The Last Stage to Matador left Clarendon on Friday after two days of fun and education at the Saints’ Roost Museum and is now making its way to Motley County.
The Journey, an original 1880 Butterfield Overland Stage, arrived in Clarendon via trailer on Wednesday, May 11, accompanied by its owners Rick and Beverly Hamby and a crowd of support staff, and representatives of Silver Dollar City in Branson, Missouri.
Dozens of Clarendon Elementary students visited the stagecoach on Thursday where they sat in rapt attention as “Cowboy Rick” talked to them about a wide variety of topics including American history, modes of transportation, Indians, communication, and the importance of good character.

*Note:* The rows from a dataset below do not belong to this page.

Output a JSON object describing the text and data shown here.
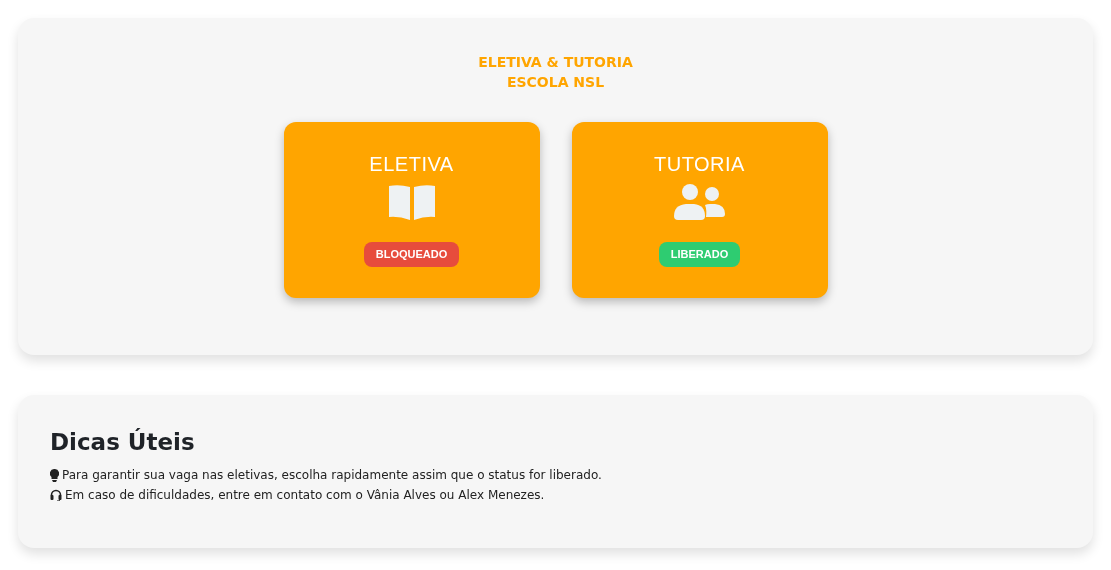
{
  "header": {
    "title_lines": [
      "ELETIVA & TUTORIA",
      "ESCOLA NSL"
    ]
  },
  "cards": [
    {
      "title": "ELETIVA",
      "status": {
        "kind": "locked",
        "label": "BLOQUEADO"
      }
    },
    {
      "title": "TUTORIA",
      "status": {
        "kind": "released",
        "label": "LIBERADO"
      }
    }
  ],
  "tips": {
    "title": "Dicas Úteis",
    "items": [
      {
        "text": "Para garantir sua vaga nas eletivas, escolha rapidamente assim que o status for liberado."
      },
      {
        "text": "Em caso de dificuldades, entre em contato com o Vânia Alves ou Alex Menezes."
      }
    ]
  }
}
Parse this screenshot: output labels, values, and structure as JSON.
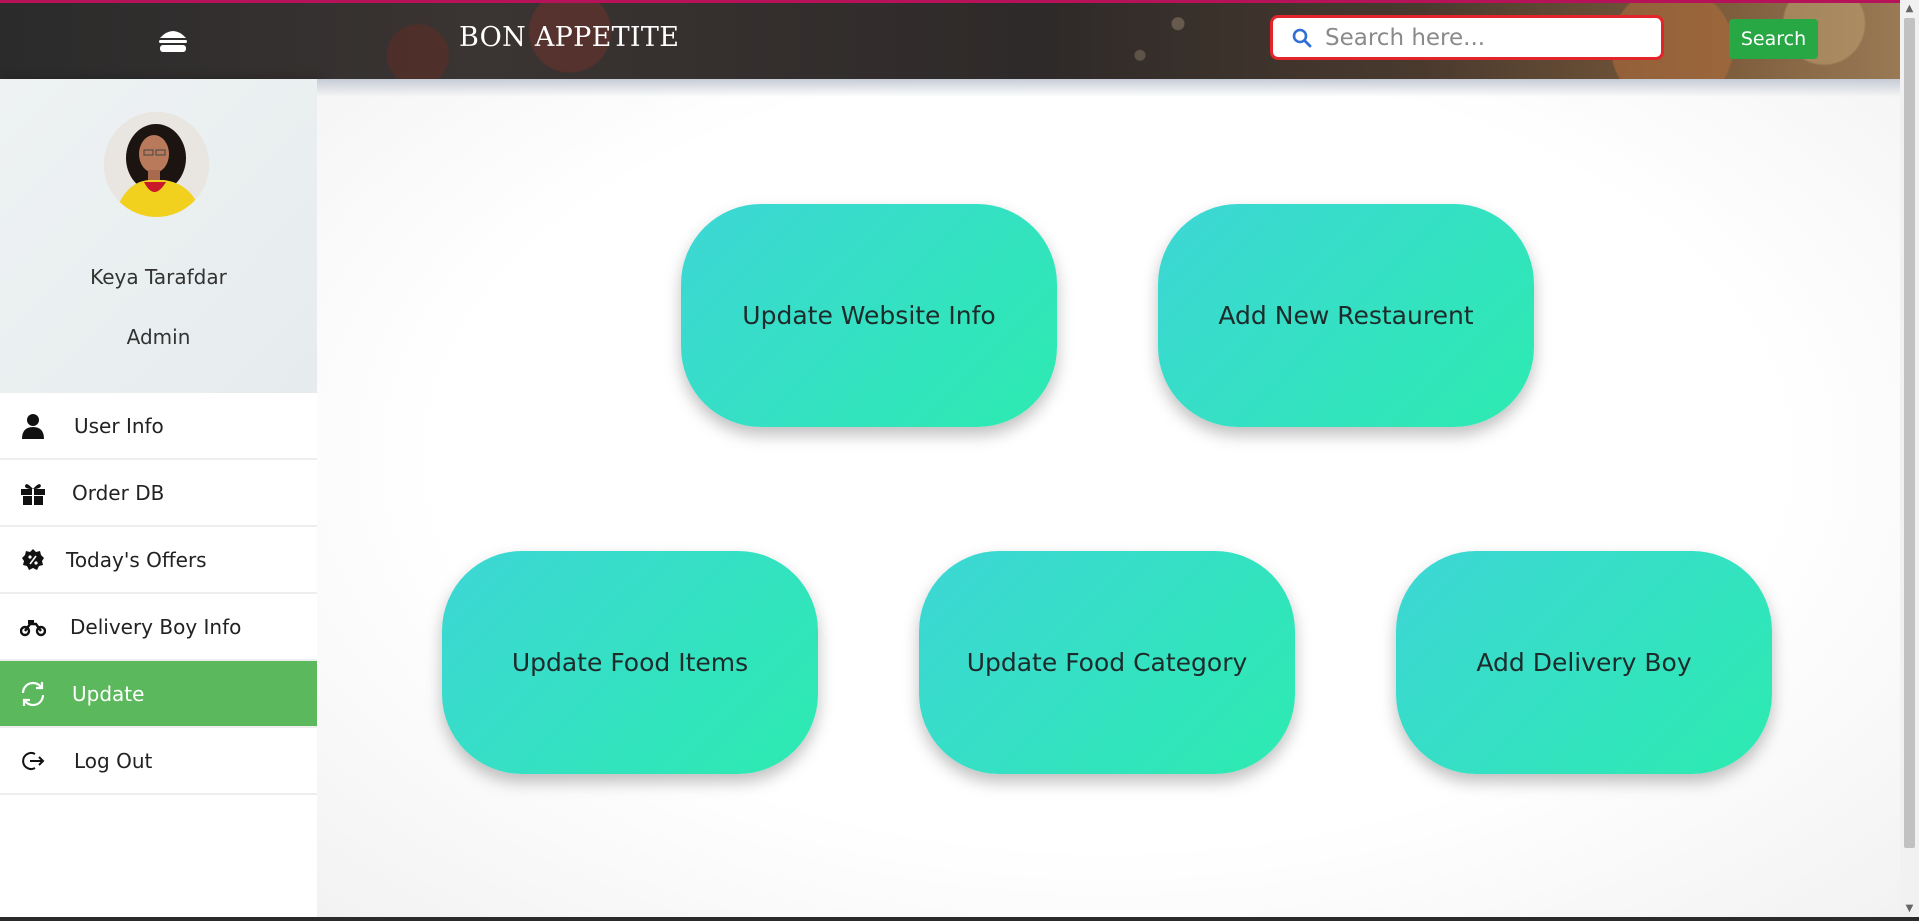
{
  "header": {
    "brand": "BON APPETITE",
    "search_placeholder": "Search here...",
    "search_button": "Search",
    "menu_icon": "burger-icon"
  },
  "profile": {
    "name": "Keya Tarafdar",
    "role": "Admin"
  },
  "sidebar": {
    "items": [
      {
        "label": "User Info",
        "icon": "user-icon",
        "active": false
      },
      {
        "label": "Order DB",
        "icon": "gift-icon",
        "active": false
      },
      {
        "label": "Today's Offers",
        "icon": "badge-percent-icon",
        "active": false
      },
      {
        "label": "Delivery Boy Info",
        "icon": "motorcycle-icon",
        "active": false
      },
      {
        "label": "Update",
        "icon": "refresh-icon",
        "active": true
      },
      {
        "label": "Log Out",
        "icon": "logout-icon",
        "active": false
      }
    ]
  },
  "tiles": [
    {
      "label": "Update Website Info"
    },
    {
      "label": "Add New Restaurent"
    },
    {
      "label": "Update Food Items"
    },
    {
      "label": "Update Food Category"
    },
    {
      "label": "Add Delivery Boy"
    }
  ],
  "colors": {
    "active_menu": "#5cb85c",
    "search_button": "#28a745",
    "search_border": "#e3242b",
    "tile_gradient_start": "#3dd6d6",
    "tile_gradient_end": "#2cebb0"
  }
}
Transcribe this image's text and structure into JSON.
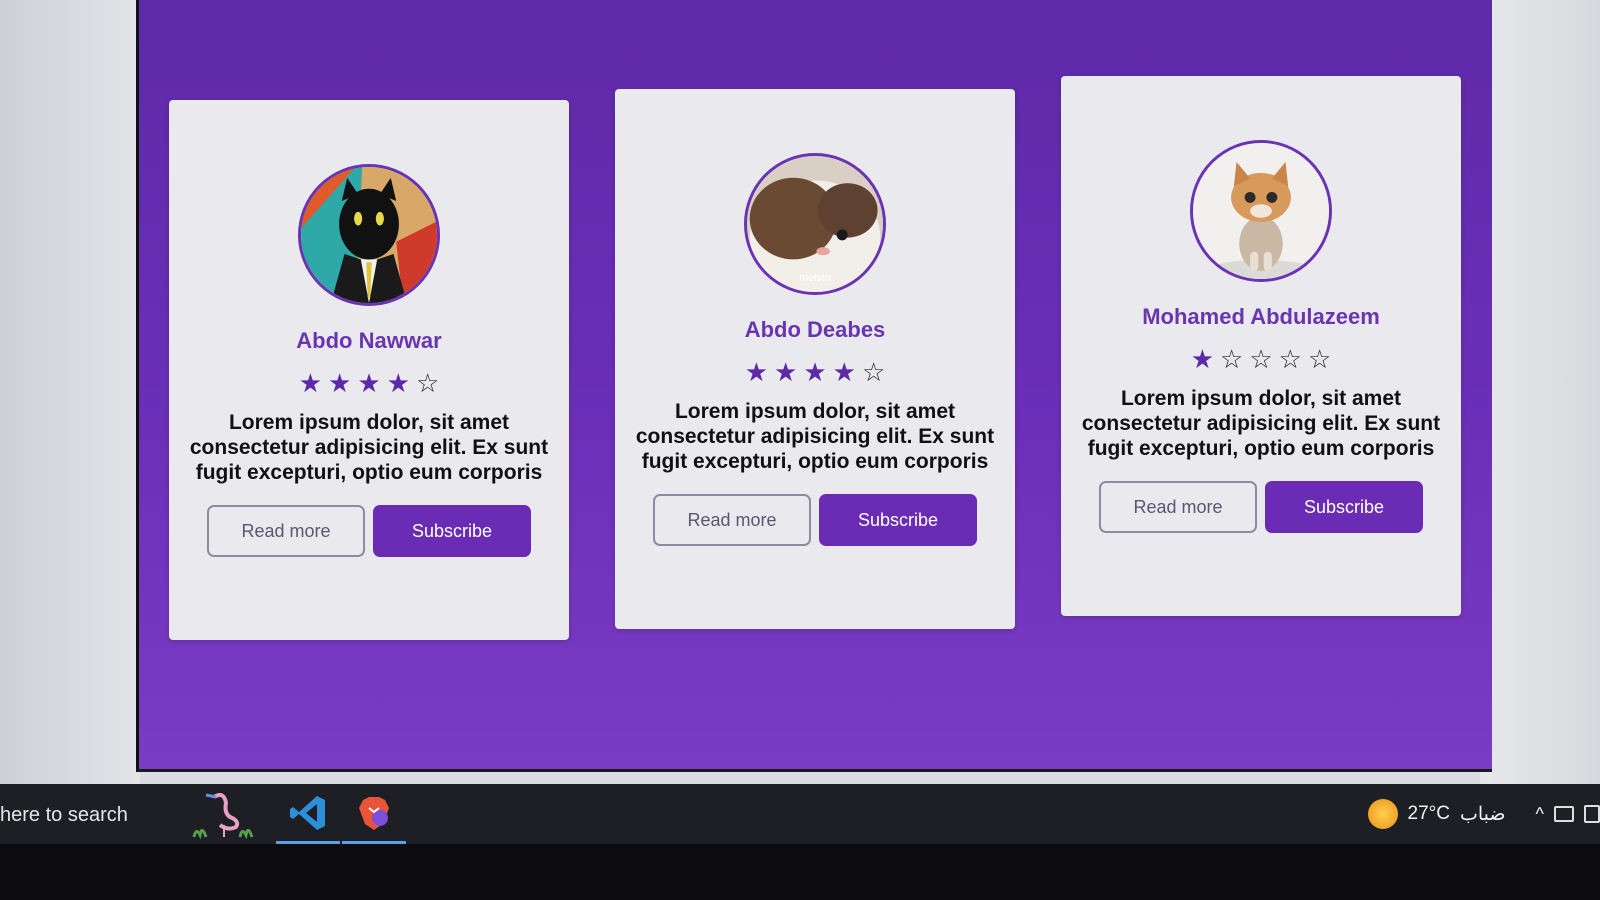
{
  "cards": [
    {
      "name": "Abdo Nawwar",
      "rating": 4,
      "stars": [
        "★",
        "★",
        "★",
        "★",
        "☆"
      ],
      "description": "Lorem ipsum dolor, sit amet consectetur adipisicing elit. Ex sunt fugit excepturi, optio eum corporis",
      "read_more_label": "Read more",
      "subscribe_label": "Subscribe",
      "avatar": "black-cat-in-suit"
    },
    {
      "name": "Abdo Deabes",
      "rating": 4,
      "stars": [
        "★",
        "★",
        "★",
        "★",
        "☆"
      ],
      "description": "Lorem ipsum dolor, sit amet consectetur adipisicing elit. Ex sunt fugit excepturi, optio eum corporis",
      "read_more_label": "Read more",
      "subscribe_label": "Subscribe",
      "avatar": "brown-white-cat",
      "avatar_caption": "melvin"
    },
    {
      "name": "Mohamed Abdulazeem",
      "rating": 1,
      "stars": [
        "★",
        "☆",
        "☆",
        "☆",
        "☆"
      ],
      "description": "Lorem ipsum dolor, sit amet consectetur adipisicing elit. Ex sunt fugit excepturi, optio eum corporis",
      "read_more_label": "Read more",
      "subscribe_label": "Subscribe",
      "avatar": "orange-kitten"
    }
  ],
  "taskbar": {
    "search_text": "here to search",
    "apps": [
      "flamingo-icon",
      "vscode-icon",
      "brave-icon"
    ],
    "weather_temp": "27°C",
    "weather_condition": "ضباب"
  },
  "colors": {
    "background": "#6b2fb8",
    "card": "#e9e9ee",
    "accent": "#6a2bb5",
    "name": "#6a36b0"
  }
}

“This stage leaves tracks everywhere it goes,” Hamby told an interviewer last week. “We as people also leave tracks behind us, and we need to make sure they are good tracks.”
The ABC and CBS affiliates from Amarillo were also in Clarendon Thursday as the local students received pen pal letters from fourth and fifth graders in Missouri.
A film crew with CBS Sunday Morning and correspondent Luke Burbank also recorded the Journey’s visit here and followed the stage on the first leg of its trip. That segment will be aired nationally at a future date.
In addition to the television coverage, community newspapers in Texas and Missouri covered the Last Stage to Matador, and photographer Dennis Crider was also gathering material for a book about the Journey’s final trip.
Four horses were hitched to the Journey Friday morning, and the team pulled out of the gates of the museum as the driver cried, “Last stage to Matador!”
The stage took the backroads south of town, and then officially left Clarendon on the JA Road at about 10:30 a.m. on a 2½-hour journey to Mulberry Creek, where the crew camped that night.
The Journey will stop in Caprock Canyons State Park this week before making its arrival at the Matador Jail at high noon on Friday.
The 136-year-old stagecoach has retired twice in its history and has completed seven long-distance mail runs since Hamby revived it 15 years ago.
After returning to Missouri, the stage will then enter its third retirement on display at Silver Dollar City; but as Cowboy Rick told local students, there’s always hope that a young person will catch the spark to give the old stage a new life on the road at some future time.